What difference does it make? Well, maybe not a lot, unless you're actually trying to estimate your average error (as our hypothetical restauranteur did). But, if you know you're dealing with a normal distribution, why not just throw in the 20% discount when it's appropriate?
For instance, the normal approximation to binomial says that a .500 baseball team will average 81 wins out of 162 games, with a standard deviation of 6.36. That suggests that if you have to guess a team's final W-L record, your typical error will be 6.36.
But, now we know that the mean error is only 80% of that. Therefore, you should expect to be off by 5 wins, on average, not 6.4.
Along the same lines, I've always wondered why, when a regression looks for the best-fit straight line, it looks to minimize the sum of squared errors. Shouldn't it be better to minimize the sum of absolute errors, even if that's not as mathematically elegant?

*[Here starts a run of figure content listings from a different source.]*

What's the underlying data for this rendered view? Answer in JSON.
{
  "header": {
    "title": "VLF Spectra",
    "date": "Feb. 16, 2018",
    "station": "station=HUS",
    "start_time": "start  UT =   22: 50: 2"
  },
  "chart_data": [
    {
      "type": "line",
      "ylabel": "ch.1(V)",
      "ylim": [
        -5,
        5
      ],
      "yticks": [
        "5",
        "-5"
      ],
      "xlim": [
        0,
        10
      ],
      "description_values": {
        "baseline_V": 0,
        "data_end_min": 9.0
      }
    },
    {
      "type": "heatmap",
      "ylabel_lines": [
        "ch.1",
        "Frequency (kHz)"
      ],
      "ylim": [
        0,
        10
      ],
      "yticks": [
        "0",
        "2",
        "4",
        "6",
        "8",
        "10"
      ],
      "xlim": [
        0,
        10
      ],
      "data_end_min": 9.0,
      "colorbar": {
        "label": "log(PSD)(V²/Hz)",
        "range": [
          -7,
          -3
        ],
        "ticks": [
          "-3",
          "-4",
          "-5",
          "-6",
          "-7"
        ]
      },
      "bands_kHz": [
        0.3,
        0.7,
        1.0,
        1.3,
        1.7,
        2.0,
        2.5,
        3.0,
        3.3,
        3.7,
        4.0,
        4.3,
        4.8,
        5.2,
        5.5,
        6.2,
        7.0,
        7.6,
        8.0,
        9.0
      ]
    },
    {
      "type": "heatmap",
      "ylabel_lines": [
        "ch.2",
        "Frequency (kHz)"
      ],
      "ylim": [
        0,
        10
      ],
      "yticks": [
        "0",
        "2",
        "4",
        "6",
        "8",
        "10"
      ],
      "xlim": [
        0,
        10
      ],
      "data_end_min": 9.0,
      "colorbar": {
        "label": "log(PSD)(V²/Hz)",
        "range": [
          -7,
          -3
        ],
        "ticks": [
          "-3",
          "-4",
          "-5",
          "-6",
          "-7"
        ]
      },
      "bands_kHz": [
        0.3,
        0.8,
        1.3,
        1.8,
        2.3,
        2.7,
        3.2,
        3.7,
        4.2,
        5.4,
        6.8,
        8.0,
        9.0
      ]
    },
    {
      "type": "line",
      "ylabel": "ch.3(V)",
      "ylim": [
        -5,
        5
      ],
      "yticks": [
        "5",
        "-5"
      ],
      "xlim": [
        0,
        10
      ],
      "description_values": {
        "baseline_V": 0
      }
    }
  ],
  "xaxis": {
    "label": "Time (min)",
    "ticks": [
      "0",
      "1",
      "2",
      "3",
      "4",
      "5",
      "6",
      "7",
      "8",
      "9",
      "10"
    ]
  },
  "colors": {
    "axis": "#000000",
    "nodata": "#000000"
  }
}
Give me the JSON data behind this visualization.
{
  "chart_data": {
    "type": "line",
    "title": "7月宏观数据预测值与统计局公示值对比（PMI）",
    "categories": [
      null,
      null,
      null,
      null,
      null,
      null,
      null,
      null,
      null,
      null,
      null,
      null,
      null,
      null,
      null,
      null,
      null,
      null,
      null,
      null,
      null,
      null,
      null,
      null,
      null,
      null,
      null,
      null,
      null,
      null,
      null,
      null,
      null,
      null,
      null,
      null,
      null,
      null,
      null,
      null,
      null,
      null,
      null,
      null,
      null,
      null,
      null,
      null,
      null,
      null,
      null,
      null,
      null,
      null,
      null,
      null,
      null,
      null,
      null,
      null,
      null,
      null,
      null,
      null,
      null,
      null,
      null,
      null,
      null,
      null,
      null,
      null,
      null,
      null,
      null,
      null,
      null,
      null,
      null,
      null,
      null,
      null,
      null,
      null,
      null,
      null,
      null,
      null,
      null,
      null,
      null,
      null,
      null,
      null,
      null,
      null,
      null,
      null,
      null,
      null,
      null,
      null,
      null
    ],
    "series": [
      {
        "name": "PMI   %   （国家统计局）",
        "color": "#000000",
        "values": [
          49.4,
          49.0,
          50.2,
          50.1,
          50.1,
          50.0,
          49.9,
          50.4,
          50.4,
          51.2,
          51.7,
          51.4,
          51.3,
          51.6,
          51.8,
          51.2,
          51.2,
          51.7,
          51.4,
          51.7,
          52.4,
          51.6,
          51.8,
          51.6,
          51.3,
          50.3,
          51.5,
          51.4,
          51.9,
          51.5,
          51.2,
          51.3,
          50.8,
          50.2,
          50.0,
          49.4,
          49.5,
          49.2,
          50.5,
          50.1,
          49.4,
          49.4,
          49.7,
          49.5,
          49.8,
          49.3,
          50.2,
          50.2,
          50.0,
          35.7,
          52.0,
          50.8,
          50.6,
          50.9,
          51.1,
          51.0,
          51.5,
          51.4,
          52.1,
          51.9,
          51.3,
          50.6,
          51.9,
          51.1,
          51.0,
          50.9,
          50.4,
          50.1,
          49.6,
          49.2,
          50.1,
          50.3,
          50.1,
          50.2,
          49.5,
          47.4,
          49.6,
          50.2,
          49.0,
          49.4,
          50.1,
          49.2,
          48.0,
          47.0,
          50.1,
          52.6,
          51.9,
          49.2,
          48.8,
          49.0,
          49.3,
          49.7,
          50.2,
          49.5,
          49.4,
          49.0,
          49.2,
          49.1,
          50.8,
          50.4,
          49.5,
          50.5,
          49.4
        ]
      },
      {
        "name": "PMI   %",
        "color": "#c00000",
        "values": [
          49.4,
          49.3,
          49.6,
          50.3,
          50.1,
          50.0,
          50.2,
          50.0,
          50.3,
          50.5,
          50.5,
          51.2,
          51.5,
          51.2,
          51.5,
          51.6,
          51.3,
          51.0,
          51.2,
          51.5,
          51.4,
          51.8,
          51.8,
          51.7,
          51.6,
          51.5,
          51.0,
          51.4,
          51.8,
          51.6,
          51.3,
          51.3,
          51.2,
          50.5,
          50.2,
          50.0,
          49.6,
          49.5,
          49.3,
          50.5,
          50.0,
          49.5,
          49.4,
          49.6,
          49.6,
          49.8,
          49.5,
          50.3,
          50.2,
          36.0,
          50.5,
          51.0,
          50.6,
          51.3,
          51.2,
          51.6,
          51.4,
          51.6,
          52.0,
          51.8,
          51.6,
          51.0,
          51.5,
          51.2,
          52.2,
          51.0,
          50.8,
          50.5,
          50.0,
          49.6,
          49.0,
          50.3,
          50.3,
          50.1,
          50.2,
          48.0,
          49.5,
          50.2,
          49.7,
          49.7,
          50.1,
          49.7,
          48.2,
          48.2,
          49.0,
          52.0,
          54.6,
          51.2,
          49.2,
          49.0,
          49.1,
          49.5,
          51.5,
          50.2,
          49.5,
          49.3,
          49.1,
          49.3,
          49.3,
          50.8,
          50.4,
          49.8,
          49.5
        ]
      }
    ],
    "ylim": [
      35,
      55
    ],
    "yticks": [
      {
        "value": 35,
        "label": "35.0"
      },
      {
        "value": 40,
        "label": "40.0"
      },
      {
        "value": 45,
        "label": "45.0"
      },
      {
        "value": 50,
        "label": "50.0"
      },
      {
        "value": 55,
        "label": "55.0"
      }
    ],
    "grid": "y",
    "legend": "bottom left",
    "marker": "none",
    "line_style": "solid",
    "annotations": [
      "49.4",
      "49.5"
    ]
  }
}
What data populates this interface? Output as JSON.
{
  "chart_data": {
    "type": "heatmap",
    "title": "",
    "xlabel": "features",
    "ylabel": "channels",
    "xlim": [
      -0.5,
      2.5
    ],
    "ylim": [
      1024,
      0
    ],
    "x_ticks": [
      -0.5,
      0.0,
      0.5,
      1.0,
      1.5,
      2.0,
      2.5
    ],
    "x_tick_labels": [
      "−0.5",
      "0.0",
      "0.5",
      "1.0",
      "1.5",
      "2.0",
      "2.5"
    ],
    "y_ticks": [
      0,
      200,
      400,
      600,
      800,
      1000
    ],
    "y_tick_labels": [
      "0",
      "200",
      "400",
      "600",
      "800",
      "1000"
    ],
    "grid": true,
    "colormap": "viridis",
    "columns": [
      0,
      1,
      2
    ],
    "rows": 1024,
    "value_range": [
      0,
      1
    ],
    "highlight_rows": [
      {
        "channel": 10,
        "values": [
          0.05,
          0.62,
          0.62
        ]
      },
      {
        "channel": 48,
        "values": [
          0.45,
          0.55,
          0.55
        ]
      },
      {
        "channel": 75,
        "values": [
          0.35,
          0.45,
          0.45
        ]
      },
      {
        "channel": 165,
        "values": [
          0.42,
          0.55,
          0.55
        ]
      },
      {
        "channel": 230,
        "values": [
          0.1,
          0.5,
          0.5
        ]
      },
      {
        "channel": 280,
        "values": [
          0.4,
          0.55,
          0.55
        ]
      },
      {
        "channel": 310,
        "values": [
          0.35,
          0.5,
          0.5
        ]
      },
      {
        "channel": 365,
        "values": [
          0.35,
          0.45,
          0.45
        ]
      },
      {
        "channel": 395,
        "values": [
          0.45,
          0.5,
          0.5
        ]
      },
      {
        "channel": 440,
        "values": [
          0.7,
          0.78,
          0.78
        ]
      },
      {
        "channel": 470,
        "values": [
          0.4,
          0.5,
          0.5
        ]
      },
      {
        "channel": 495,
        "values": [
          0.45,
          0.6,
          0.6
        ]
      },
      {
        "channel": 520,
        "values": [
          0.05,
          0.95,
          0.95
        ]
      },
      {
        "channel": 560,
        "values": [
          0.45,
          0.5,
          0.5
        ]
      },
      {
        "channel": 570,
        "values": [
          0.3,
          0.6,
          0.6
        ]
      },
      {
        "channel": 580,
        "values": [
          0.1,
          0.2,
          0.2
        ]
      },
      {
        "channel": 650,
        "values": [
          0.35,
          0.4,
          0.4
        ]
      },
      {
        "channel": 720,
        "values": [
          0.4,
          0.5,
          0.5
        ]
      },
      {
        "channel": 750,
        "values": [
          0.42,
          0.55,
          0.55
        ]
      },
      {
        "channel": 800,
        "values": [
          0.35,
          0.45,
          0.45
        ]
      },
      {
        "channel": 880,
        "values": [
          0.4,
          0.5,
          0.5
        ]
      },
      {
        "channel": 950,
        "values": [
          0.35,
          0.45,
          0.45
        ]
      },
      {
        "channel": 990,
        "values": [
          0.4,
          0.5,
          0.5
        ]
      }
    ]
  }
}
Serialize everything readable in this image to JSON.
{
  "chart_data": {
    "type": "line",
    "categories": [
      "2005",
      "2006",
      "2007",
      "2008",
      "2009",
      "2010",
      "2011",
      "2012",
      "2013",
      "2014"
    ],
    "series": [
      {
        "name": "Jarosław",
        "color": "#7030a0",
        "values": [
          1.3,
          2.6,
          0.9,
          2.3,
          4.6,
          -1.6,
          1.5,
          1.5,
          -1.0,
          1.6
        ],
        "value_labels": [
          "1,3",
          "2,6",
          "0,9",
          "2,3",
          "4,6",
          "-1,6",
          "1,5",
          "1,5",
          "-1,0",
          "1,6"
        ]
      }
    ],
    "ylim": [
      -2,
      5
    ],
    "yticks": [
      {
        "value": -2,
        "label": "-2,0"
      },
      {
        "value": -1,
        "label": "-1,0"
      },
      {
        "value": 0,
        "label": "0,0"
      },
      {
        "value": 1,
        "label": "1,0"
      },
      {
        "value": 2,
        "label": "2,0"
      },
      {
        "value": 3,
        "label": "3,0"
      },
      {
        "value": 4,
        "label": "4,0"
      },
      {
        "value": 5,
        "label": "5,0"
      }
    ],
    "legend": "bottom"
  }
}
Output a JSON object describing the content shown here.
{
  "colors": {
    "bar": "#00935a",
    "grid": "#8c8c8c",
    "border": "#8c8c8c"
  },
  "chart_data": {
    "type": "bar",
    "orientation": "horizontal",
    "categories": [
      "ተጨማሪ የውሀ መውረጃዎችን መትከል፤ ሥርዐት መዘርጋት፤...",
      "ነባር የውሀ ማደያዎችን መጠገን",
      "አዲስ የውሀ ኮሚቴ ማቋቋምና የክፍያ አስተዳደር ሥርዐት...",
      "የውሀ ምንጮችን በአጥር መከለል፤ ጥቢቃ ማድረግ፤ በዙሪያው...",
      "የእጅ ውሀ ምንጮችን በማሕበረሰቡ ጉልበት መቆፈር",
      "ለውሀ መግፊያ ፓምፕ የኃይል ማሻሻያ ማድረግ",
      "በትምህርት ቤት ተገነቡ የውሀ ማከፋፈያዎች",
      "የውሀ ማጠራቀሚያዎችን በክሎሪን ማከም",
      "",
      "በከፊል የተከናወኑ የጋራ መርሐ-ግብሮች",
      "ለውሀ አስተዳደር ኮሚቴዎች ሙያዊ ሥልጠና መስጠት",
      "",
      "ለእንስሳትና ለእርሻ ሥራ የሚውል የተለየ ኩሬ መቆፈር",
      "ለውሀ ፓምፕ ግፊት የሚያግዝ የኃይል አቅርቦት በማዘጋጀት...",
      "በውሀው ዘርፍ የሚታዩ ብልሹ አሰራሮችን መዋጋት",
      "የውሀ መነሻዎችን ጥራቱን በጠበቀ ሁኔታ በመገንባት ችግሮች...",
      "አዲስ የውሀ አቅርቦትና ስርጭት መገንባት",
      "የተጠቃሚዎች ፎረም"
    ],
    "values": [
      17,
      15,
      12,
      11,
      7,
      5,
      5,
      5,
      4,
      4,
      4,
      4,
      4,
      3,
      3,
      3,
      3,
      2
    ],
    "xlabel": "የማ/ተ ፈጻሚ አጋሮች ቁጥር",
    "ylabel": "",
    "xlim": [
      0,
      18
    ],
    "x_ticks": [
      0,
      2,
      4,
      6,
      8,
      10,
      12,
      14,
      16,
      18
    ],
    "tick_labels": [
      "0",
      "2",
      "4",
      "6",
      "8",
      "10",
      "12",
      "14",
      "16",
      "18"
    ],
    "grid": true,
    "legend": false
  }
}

That is, suppose the restaurant owner hires you to try to reduce her losses. You run a regression based on month, day of the week, whether there's a convention in town, and so on, in order to help estimate how many lobster-eating customers will arrive that day.
In that regression, wouldn't it be better to work to minimize the errors, rather than the squared errors? It's more complicated mathematically, but it might give better estimates, in terms of lobster money saved.
I was never sure about that. But, now that I know the "80%" relationship between SD and mean error, I realize it should lead to the same results. When you find the line that minimizes the sum of squared errors, you must also be minimizing the sum of absolute errors.
If you minimize the sum of squared errors, you must also be minimizing the average of square errors. And so you must also be minimizing the square root of that average (which is the SD).
If you minimize the SD, must also be minimizing 80% of the SD. Since regressions assume errors are normal, 80% of the SD is the mean error.
Therefore, if you minimize the sum of squared errors, you must simultaneously be minimizing the mean error. QED, kind of.
There's one extra advantage, though, of minimizing sum of squared errors instead of just sum of absolute errors: using squared errors breaks ties nicely.
Suppose your series consists of 1, 3, 1, 3, 1, 3 ... repeated alternately. What line best fits the data?
The obvious answer is: a horizontal line at 2. It bisects the 1s and 3s perfectly.
But: if all you want to do is minimize the *absolute* errors, you can use a horizontal line at 1, or at 3, or at any value in between. At 1, the errors will alternate between 0 and 2, for an average of 1. At 3, the errors will alternate between 2 and 0, again for an average of 1. At 2, the errors will all be 1, which is still an average of 1.
But ... the horizontal line at 2 seems "righter" than a line at 1, or 3, or another value. It seems that "right in the middle" should somehow come up as the default answer.
And that's the advantage of sum of *squared* errors. It breaks the tie, in favor of the "2".
A horizontal line at 1 will alternate squared errors between 0 and 4, for an average of 2. But a horizontal line at 2 will have an average squared error of 1.
The moral, as I see it: Regressions find the best fit line based on minimizing the sum of squared errors. That works very well. However, meaningful real-life conclusions often are better expressed in actual errors. Fortunately, for standard regressions, the mean error is easy to estimate -- it's just 80% of the standard error that the regression reports.